Class GradLSTMCellInputOp
- Namespace
- AiDotNet.JitCompiler.IR.Operations
- Assembly
- AiDotNet.dll
Backward operation for LSTMCellOp - computes gradient for input.
public class GradLSTMCellInputOp : BackwardOp
- Inheritance
-
GradLSTMCellInputOp
- Inherited Members
Remarks
LSTM backward pass uses the chain rule through the gate computations: - grad flows back through output gate, cell state, forget/input gates - Requires saved forward activations for correct gradient computation
For Beginners: LSTM has multiple paths for gradients to flow:
The LSTM has 4 gates (input, forget, cell candidate, output) and 2 states (hidden, cell). During backpropagation, we need to compute how the loss changes when we change:
- The input at this timestep
- The hidden state from previous timestep
- The cell state from previous timestep
- All the weights (W_ih, W_hh) and biases
This complexity is what makes LSTM training work well for sequences!
Properties
HiddenSize
Hidden state size.
public int HiddenSize { get; set; }
Property Value
InputIndex
Which gradient: 0 = input, 1 = hidden, 2 = cell, 3 = W_ih, 4 = W_hh, 5 = bias.
public int InputIndex { get; set; }
Property Value
Methods
ToString()
Gets a string representation of this operation for debugging.
public override string ToString()
Returns
- string
A string describing this operation.
Remarks
The string format is: "tOutput = OpType(tInput1, tInput2, ...) : Type [Shape]"
For Beginners: This creates a readable description of the operation.
Example outputs:
- "t2 = Add(t0, t1) : Float32 [3, 4]"
- "t5 = MatMul(t3, t4) : Float32 [128, 256]"
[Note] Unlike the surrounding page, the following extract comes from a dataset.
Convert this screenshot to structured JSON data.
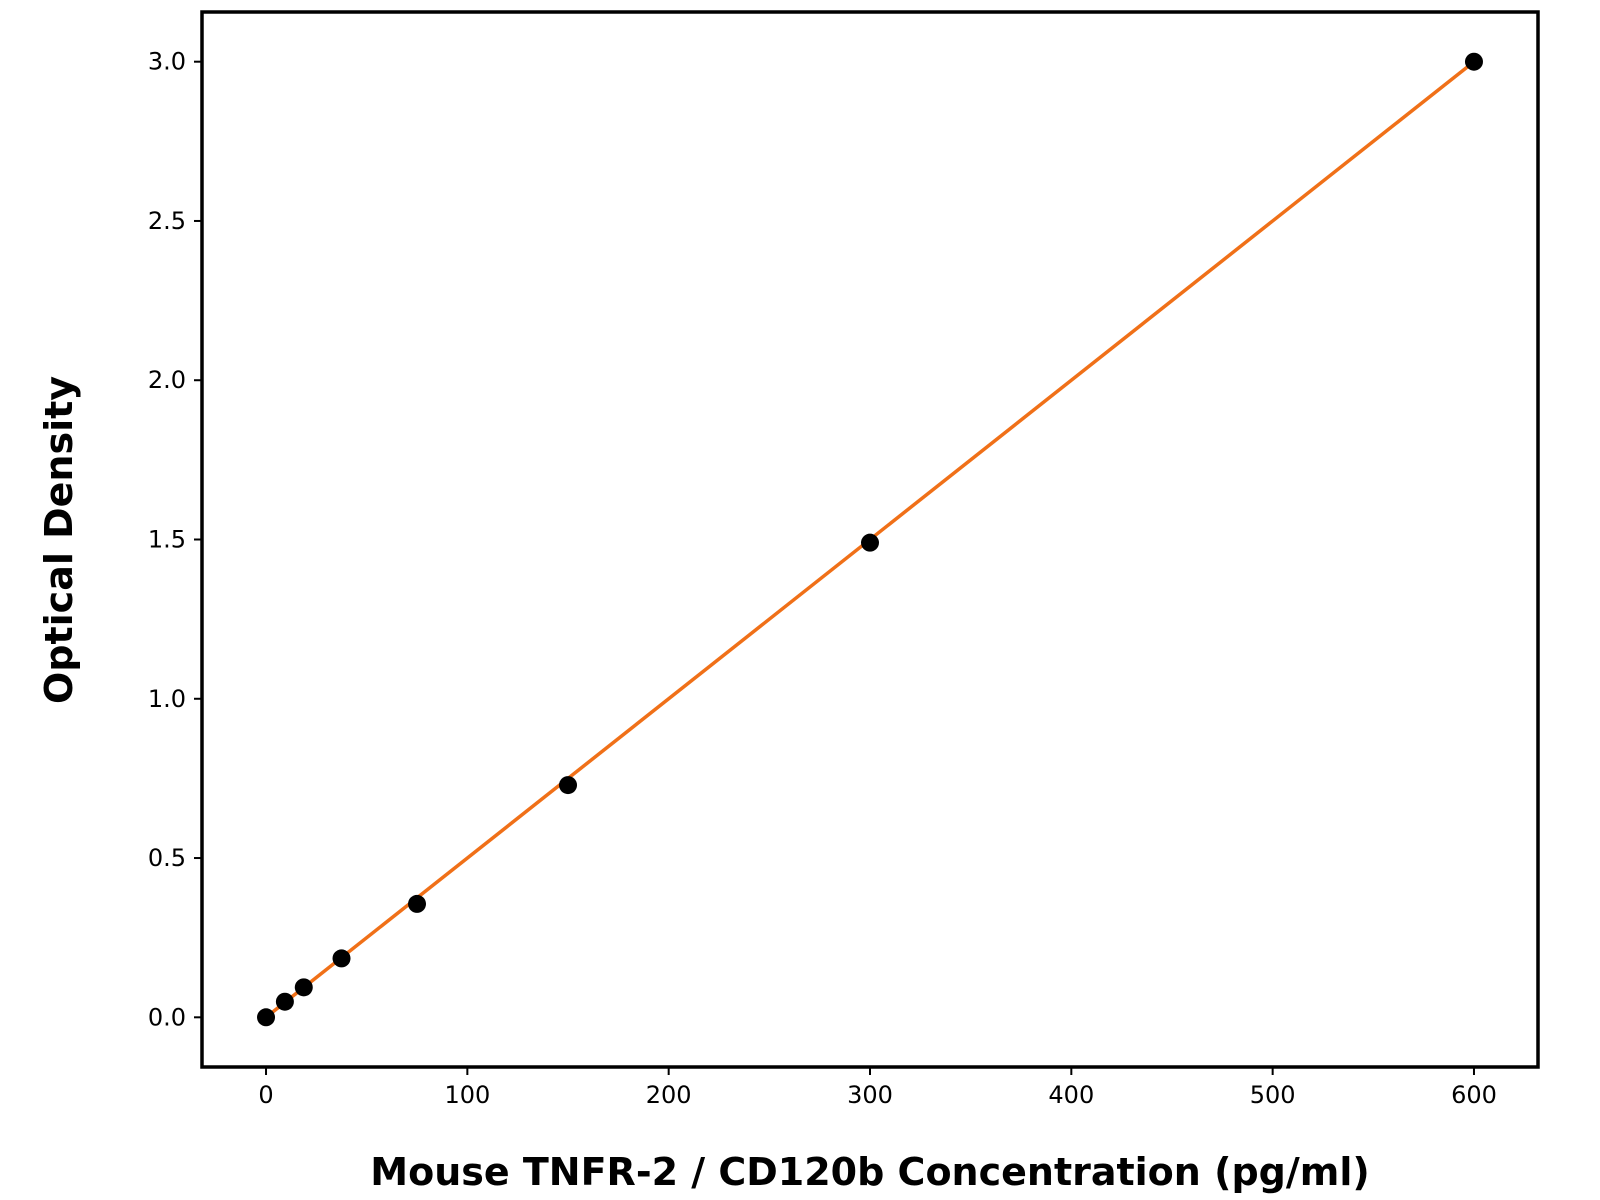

- "t8 = ReLU(t7) : Float32 [32, 128]"
This is super helpful for debugging - you can see exactly what each operation does and what shape tensors flow through the graph.
Validate()
Validates that this operation is correctly formed.
public override bool Validate()
Returns
- bool
True if valid, false otherwise.
Remarks
Basic validation checks that the operation has required information. Derived classes can override to add operation-specific validation.
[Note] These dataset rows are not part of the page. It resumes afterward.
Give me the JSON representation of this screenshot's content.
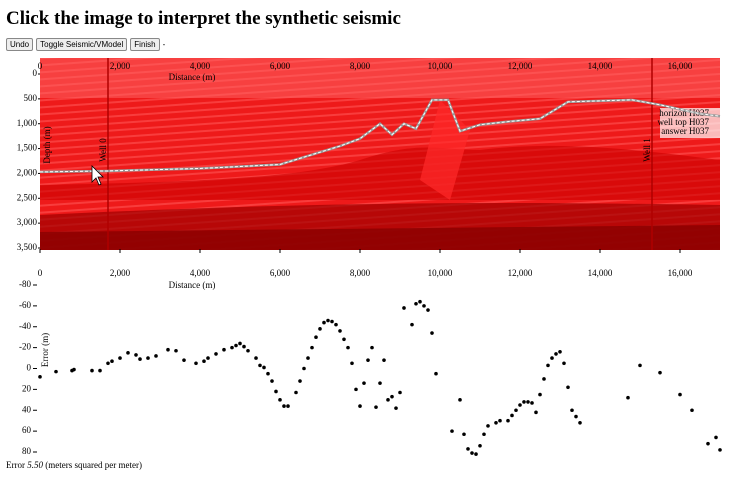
{
  "header": {
    "title": "Click the image to interpret the synthetic seismic"
  },
  "buttons": [
    "Undo",
    "Toggle Seismic/VModel",
    "Finish"
  ],
  "button_suffix": "-",
  "seismic": {
    "x_label": "Distance (m)",
    "y_label": "Depth (m)",
    "xlim": [
      0,
      17000
    ],
    "xticks": [
      0,
      {
        "value": 2000,
        "label": "2,000"
      },
      {
        "value": 4000,
        "label": "4,000"
      },
      {
        "value": 6000,
        "label": "6,000"
      },
      {
        "value": 8000,
        "label": "8,000"
      },
      {
        "value": 10000,
        "label": "10,000"
      },
      {
        "value": 12000,
        "label": "12,000"
      },
      {
        "value": 14000,
        "label": "14,000"
      },
      {
        "value": 16000,
        "label": "16,000"
      }
    ],
    "ylim": [
      0,
      3500
    ],
    "yticks": [
      0,
      500,
      {
        "value": 1000,
        "label": "1,000"
      },
      {
        "value": 1500,
        "label": "1,500"
      },
      {
        "value": 2000,
        "label": "2,000"
      },
      {
        "value": 2500,
        "label": "2,500"
      },
      {
        "value": 3000,
        "label": "3,000"
      },
      {
        "value": 3500,
        "label": "3,500"
      }
    ],
    "wells": [
      {
        "name": "Well 0",
        "distance": 1700
      },
      {
        "name": "Well 1",
        "distance": 15300
      }
    ],
    "legend": [
      "horizon H037",
      "well top H037",
      "answer H037"
    ],
    "horizon": {
      "distance": [
        0,
        1700,
        4000,
        6000,
        7500,
        8000,
        8500,
        8800,
        9100,
        9400,
        9800,
        10200,
        10500,
        11000,
        11800,
        12500,
        13200,
        14000,
        14800,
        15500,
        16500,
        17000
      ],
      "depth": [
        1970,
        1950,
        1900,
        1820,
        1450,
        1300,
        1000,
        1220,
        1000,
        1100,
        520,
        520,
        1150,
        1020,
        950,
        900,
        560,
        540,
        520,
        620,
        800,
        850
      ]
    }
  },
  "error_plot": {
    "y_label": "Error (m)",
    "x_label": "Distance (m)",
    "xlim": [
      0,
      17000
    ],
    "xticks": [
      0,
      {
        "value": 2000,
        "label": "2,000"
      },
      {
        "value": 4000,
        "label": "4,000"
      },
      {
        "value": 6000,
        "label": "6,000"
      },
      {
        "value": 8000,
        "label": "8,000"
      },
      {
        "value": 10000,
        "label": "10,000"
      },
      {
        "value": 12000,
        "label": "12,000"
      },
      {
        "value": 14000,
        "label": "14,000"
      },
      {
        "value": 16000,
        "label": "16,000"
      }
    ],
    "ylim": [
      -80,
      80
    ],
    "yticks": [
      -80,
      -60,
      -40,
      -20,
      0,
      20,
      40,
      60,
      80
    ],
    "x": [
      0,
      400,
      800,
      850,
      1300,
      1500,
      1700,
      1800,
      2000,
      2200,
      2400,
      2500,
      2700,
      2900,
      3200,
      3400,
      3600,
      3900,
      4100,
      4200,
      4400,
      4600,
      4800,
      4900,
      5000,
      5100,
      5200,
      5400,
      5500,
      5600,
      5700,
      5800,
      5900,
      6000,
      6100,
      6200,
      6400,
      6500,
      6600,
      6700,
      6800,
      6900,
      7000,
      7100,
      7200,
      7300,
      7400,
      7500,
      7600,
      7700,
      7800,
      7900,
      8000,
      8100,
      8200,
      8300,
      8400,
      8500,
      8600,
      8700,
      8800,
      8900,
      9000,
      9100,
      9300,
      9400,
      9500,
      9600,
      9700,
      9800,
      9900,
      10300,
      10500,
      10600,
      10700,
      10800,
      10900,
      11000,
      11100,
      11200,
      11400,
      11500,
      11700,
      11800,
      11900,
      12000,
      12100,
      12200,
      12300,
      12400,
      12500,
      12600,
      12700,
      12800,
      12900,
      13000,
      13100,
      13200,
      13300,
      13400,
      13500,
      14700,
      15000,
      15500,
      16000,
      16300,
      16700,
      16900,
      17000
    ],
    "values": [
      8,
      3,
      2,
      1,
      2,
      2,
      -5,
      -7,
      -10,
      -15,
      -13,
      -9,
      -10,
      -12,
      -18,
      -17,
      -8,
      -5,
      -7,
      -10,
      -14,
      -18,
      -20,
      -22,
      -24,
      -21,
      -17,
      -10,
      -3,
      -1,
      5,
      12,
      22,
      30,
      36,
      36,
      23,
      12,
      0,
      -10,
      -20,
      -30,
      -38,
      -44,
      -46,
      -45,
      -42,
      -36,
      -28,
      -20,
      -5,
      20,
      36,
      14,
      -8,
      -20,
      37,
      14,
      -8,
      30,
      27,
      38,
      23,
      -58,
      -42,
      -62,
      -64,
      -60,
      -56,
      -34,
      5,
      60,
      30,
      63,
      77,
      81,
      82,
      74,
      63,
      55,
      52,
      50,
      50,
      45,
      40,
      35,
      32,
      32,
      33,
      42,
      25,
      10,
      -3,
      -10,
      -14,
      -16,
      -5,
      18,
      40,
      46,
      52,
      28,
      -3,
      4,
      25,
      40,
      72,
      66,
      78
    ]
  },
  "footer": {
    "label": "Error",
    "value": "5.50",
    "units": "(meters squared per meter)"
  }
}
For Beginners: This checks that the operation makes sense.
Basic checks:
- Output ID is valid (non-negative)
- Has the right number of inputs
- Shapes are compatible
Specific operations add their own checks:
- MatMul: inner dimensions must match
- Conv2D: kernel size must be valid
- Reshape: total elements must be preserved
If validation fails, the operation can't be compiled.